Despite the many important discoveries revealed in this study, it is not without limitations. Firstly, there are three types of VL endemic in eight provinces in mainland China, which demonstrate substantial differences in epidemiological characteristics. However, because of the limited surveillance data collected by the NDRIS of China, at present there is a lack of information on precise epidemiological type and indigenous/imported classification of individual VL cases within mainland China. Therefore, it was not possible to conduct trend and spatial cluster analysis stratified by VL epidemiological type and indigenous/imported classification in this study. However, based on the distinctive endemic regions of these three types of VL, we analyzed and described them according to their respective epidemic provinces. We hope this paper can provide broader insight into the epidemic trends and spatial–temporal distribution of VL in China. Secondly, for multiple reasons, differentiating the clinical characteristics of VL from those of similar diseases is difficult, which might result in some VL cases being misdiagnosed. Additionally, some deaths might be classified into other categories, which may underestimate the true level of VL incidence and mortality. Ongoing studies in this area will hopefully raise awareness among clinicians and the public regarding VL, which might alleviate this situation.

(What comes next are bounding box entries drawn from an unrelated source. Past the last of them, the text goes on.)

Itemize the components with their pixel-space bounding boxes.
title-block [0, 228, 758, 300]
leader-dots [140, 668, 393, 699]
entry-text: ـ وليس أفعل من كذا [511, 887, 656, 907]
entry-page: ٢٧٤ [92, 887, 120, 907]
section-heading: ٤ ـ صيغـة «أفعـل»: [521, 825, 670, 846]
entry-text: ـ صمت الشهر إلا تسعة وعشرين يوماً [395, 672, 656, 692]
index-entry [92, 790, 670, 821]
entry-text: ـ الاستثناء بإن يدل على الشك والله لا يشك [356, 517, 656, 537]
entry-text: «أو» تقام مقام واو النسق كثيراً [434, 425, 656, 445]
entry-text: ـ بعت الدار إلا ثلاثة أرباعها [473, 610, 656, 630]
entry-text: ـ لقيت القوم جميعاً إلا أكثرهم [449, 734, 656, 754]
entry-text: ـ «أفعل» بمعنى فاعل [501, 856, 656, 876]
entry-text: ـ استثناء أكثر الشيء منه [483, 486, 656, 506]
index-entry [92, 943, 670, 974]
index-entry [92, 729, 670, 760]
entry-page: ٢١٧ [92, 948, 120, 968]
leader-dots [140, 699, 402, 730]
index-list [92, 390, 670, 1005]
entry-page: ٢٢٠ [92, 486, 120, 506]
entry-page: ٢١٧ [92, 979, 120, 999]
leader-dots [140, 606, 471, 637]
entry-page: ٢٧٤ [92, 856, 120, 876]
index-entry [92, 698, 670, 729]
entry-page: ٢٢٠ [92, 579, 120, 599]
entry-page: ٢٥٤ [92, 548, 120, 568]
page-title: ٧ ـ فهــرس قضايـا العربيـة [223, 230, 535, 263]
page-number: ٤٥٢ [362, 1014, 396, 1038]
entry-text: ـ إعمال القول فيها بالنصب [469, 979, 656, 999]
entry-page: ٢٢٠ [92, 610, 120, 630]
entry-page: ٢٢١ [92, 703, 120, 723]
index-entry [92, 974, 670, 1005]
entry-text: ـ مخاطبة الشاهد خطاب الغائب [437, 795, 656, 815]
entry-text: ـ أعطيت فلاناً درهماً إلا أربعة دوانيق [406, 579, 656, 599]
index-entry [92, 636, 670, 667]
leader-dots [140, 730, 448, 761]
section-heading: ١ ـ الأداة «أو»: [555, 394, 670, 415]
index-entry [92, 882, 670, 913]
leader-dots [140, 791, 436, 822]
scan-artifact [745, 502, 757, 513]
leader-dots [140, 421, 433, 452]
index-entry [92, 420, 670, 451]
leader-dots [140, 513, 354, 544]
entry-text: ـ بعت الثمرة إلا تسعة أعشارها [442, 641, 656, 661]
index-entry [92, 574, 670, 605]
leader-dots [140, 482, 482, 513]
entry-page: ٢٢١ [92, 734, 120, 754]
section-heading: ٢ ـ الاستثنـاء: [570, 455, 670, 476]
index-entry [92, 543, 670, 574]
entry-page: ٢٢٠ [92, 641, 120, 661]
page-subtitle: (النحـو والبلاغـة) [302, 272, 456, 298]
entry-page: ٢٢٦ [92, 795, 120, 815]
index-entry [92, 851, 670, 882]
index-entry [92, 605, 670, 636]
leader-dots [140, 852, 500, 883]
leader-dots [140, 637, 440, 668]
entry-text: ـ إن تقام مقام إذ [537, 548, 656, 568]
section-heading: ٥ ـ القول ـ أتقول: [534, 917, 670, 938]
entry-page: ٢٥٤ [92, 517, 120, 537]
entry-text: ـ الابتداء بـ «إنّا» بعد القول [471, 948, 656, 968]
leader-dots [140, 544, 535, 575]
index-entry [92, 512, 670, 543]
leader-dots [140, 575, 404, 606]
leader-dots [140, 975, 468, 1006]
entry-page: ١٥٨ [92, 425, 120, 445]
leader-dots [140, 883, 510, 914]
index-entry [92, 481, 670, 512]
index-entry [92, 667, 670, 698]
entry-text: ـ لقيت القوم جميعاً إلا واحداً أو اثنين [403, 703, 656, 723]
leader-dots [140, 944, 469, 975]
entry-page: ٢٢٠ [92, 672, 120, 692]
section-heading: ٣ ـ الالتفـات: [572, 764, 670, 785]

This study was able to identify the endemic trends of VL in different regions and identify its spatial–temporal clustering over an extended period, which revealed that, although decreased at the national level, VL incidence saw a significantly increasing trend in Shanxi and Shaanxi provinces. The focus of prevention and control efforts should therefore be shifted from northwestern to central China, especially Shanxi, Shaanxi, and Gansu provinces. Future investigations are needed to collect information on epidemiological type and indigenous/imported classification of individual VL cases. Additionally, stratified analysis of trends and spatial clusters should be performed at the city or county level in relatively small regions to further explore epidemic patterns of VL and provide timely information on prevention and control.

Conclusions

In summary, our large-scale epidemiological study demonstrated that the annual incidence of VL in mainland China decreased over the period 2004–2019. Among epidemic provinces, Gansu, Sichuan, and especially Xinjiang were initially heavily endemic regions, while VL incidence decreased considerably in later years. In contrast, Shaanxi and Shanxi witnessed a significantly increasing trend in 2017–2019. Significant spatial and temporal aggregation patterns were detected, which also revealed that the cluster areas shifted from northwestern to central China. Changes in seasonal patterns and age structure were observed during our study period. The epidemic peak of October to November disappeared in 2018–2019, leaving only one peak in March to May. Efforts are needed to improve large-scale screening, insecticide spraying, and health education encouraging behavioral change in combination with other integrated approaches to decrease the transmission risk in vulnerable locations, especially in Shanxi, Shaanxi, and Gansu provinces. Further studies stratified by VL epidemiological type and indigenous/imported classification should be performed at the city or county level to further explore the endemic patterns of VL in different regions and better inform control strategies.